Second, Trump himself did not appear to be driving the warmer tone directly. CNBC reported that when asked about Amodei’s White House visit, Trump said he had “no idea” who he was talking about. That does not kill the thaw, but it does suggest the relationship is being repaired through staff-level and policy-level channels rather than through a clear presidential reset.
Third, Mythos remains tightly controlled. Anthropic has not made the model generally available. Instead, it is being deployed through Project Glasswing and related high-trust channels focused on defensive cybersecurity. So even if relations keep warming, the practical result may be narrow access for cyber defence and critical infrastructure rather than a broad restoration of normal procurement.
The next things worth watching are simple:
- whether civilian agencies or non-Pentagon national-security users regain formal access to Anthropic tools;
- whether the White House pushes a compromise that preserves Anthropic’s two stated exceptions;
- whether courts force any change to the supply-chain-risk designation;
- and whether Mythos becomes central enough to cyber policy that the Pentagon eventually softens its position.
Anthropic and the Trump administration FAQ


Did the two sides reach a deal?
Not yet, at least publicly. The reporting so far points to productive meetings and talks about collaboration, not a finalized agreement.

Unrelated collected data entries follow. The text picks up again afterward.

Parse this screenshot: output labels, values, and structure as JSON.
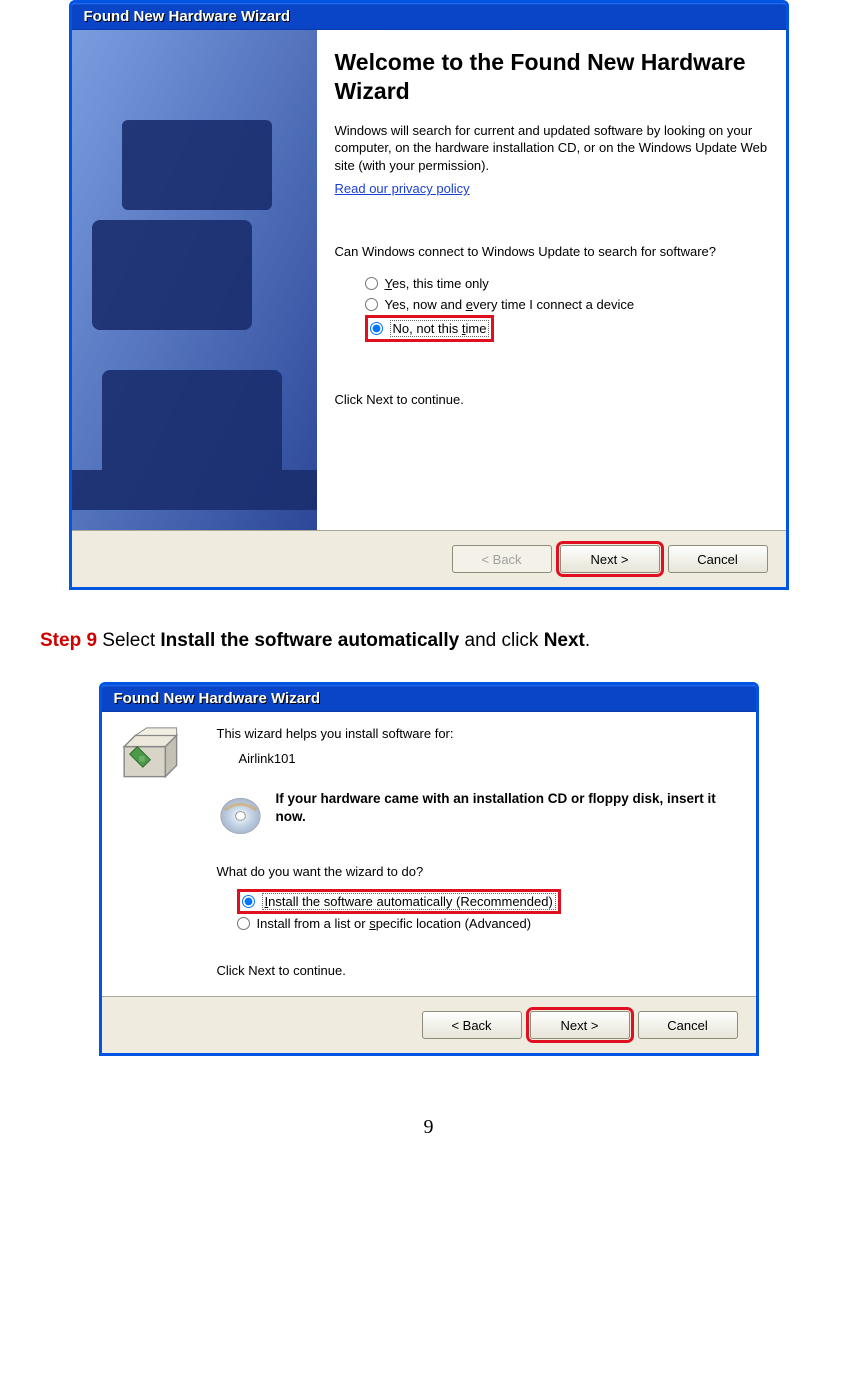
{
  "dialog1": {
    "title": "Found New Hardware Wizard",
    "heading": "Welcome to the Found New Hardware Wizard",
    "intro": "Windows will search for current and updated software by looking on your computer, on the hardware installation CD, or on the Windows Update Web site (with your permission).",
    "privacy_link": "Read our privacy policy",
    "question": "Can Windows connect to Windows Update to search for software?",
    "radios": {
      "opt1": "Yes, this time only",
      "opt2": "Yes, now and every time I connect a device",
      "opt3": "No, not this time"
    },
    "continue_text": "Click Next to continue.",
    "buttons": {
      "back": "< Back",
      "next": "Next >",
      "cancel": "Cancel"
    }
  },
  "step9": {
    "prefix": "Step 9",
    "text_select": " Select ",
    "bold1": "Install the software automatically",
    "text_and": " and click ",
    "bold2": "Next",
    "period": "."
  },
  "dialog2": {
    "title": "Found New Hardware Wizard",
    "line1": "This wizard helps you install software for:",
    "device": "Airlink101",
    "cd_text": "If your hardware came with an installation CD or floppy disk, insert it now.",
    "question": "What do you want the wizard to do?",
    "radios": {
      "opt1": "Install the software automatically (Recommended)",
      "opt2": "Install from a list or specific location (Advanced)"
    },
    "continue_text": "Click Next to continue.",
    "buttons": {
      "back": "< Back",
      "next": "Next >",
      "cancel": "Cancel"
    }
  },
  "page_number": "9"
}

Why did the Pentagon blacklist Anthropic?
The Pentagon designated Anthropic a supply-chain risk after negotiations broke down over Anthropic’s refusal to allow two uses of its models: mass domestic surveillance and fully autonomous weapons.
What changed after Mythos Preview launched?

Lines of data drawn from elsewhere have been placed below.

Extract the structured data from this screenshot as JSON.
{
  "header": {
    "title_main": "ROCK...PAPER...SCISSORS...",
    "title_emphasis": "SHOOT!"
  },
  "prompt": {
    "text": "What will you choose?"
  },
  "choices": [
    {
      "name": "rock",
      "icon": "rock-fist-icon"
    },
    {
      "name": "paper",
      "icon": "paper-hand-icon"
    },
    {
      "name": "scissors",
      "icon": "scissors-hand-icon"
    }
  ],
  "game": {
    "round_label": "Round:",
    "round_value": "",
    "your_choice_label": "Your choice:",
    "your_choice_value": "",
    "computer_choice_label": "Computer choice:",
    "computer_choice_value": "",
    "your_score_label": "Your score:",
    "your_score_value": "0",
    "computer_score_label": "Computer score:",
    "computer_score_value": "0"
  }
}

Mythos appears to have raised the strategic value of working with Anthropic. Officials increasingly seem to view the model as important for cybersecurity and protection of government networks, which makes total exclusion less attractive.
Could Anthropic return to government work without fully repairing things with the Pentagon?

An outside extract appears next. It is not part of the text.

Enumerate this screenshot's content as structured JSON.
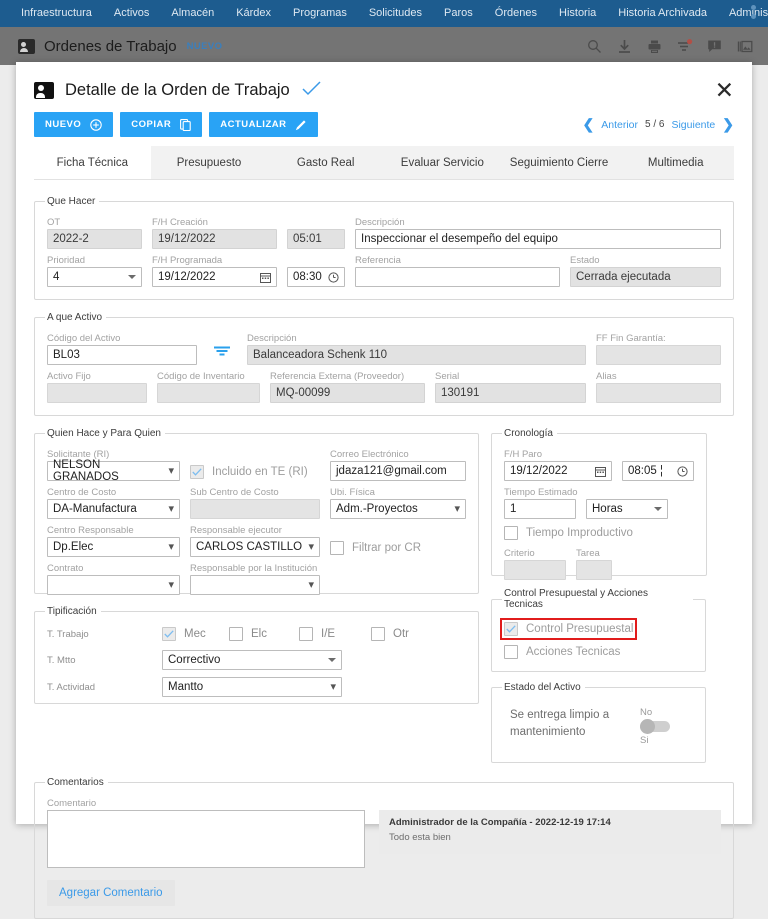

Yes, that is one of the likeliest paths described in current reporting. The New York Times said a compromise could bring Anthropic back into parts of government while still excluding the Pentagon.
Is Anthropic refusing all military or government use?
No. Anthropic’s own statements say it supports many government and national-security uses and had already deployed Claude across classified networks and defence workflows. The dispute is over two specific exceptions, not all government use.
Why should businesses care about this thaw?
Because this dispute is really about how advanced AI systems get deployed in critical environments. The outcome will shape procurement risk, cyber-access policy, and the balance between government demand and vendor-imposed safety limits.
Final thoughts

Anthropic and the Trump administration are no longer moving in a simple straight line toward a permanent break. The White House meeting, the policy language on both sides, the strategic pull of Mythos, and the narrowing of the dispute all point to at least a partial thaw.
That still leaves major limits. The Pentagon fight continues, the lawsuits continue, and there is no public evidence yet of a formal deal. But the tone has changed for a reason. The U.S. government appears to be rediscovering that it may want Anthropic’s capabilities even if it does not want Anthropic setting any boundaries on their use.
If that tension sounds unresolved, it is. That is also why this story matters. The two sides now look less like they are walking away from each other, and more like they are trying to decide what kind of compromise a frontier AI age will allow.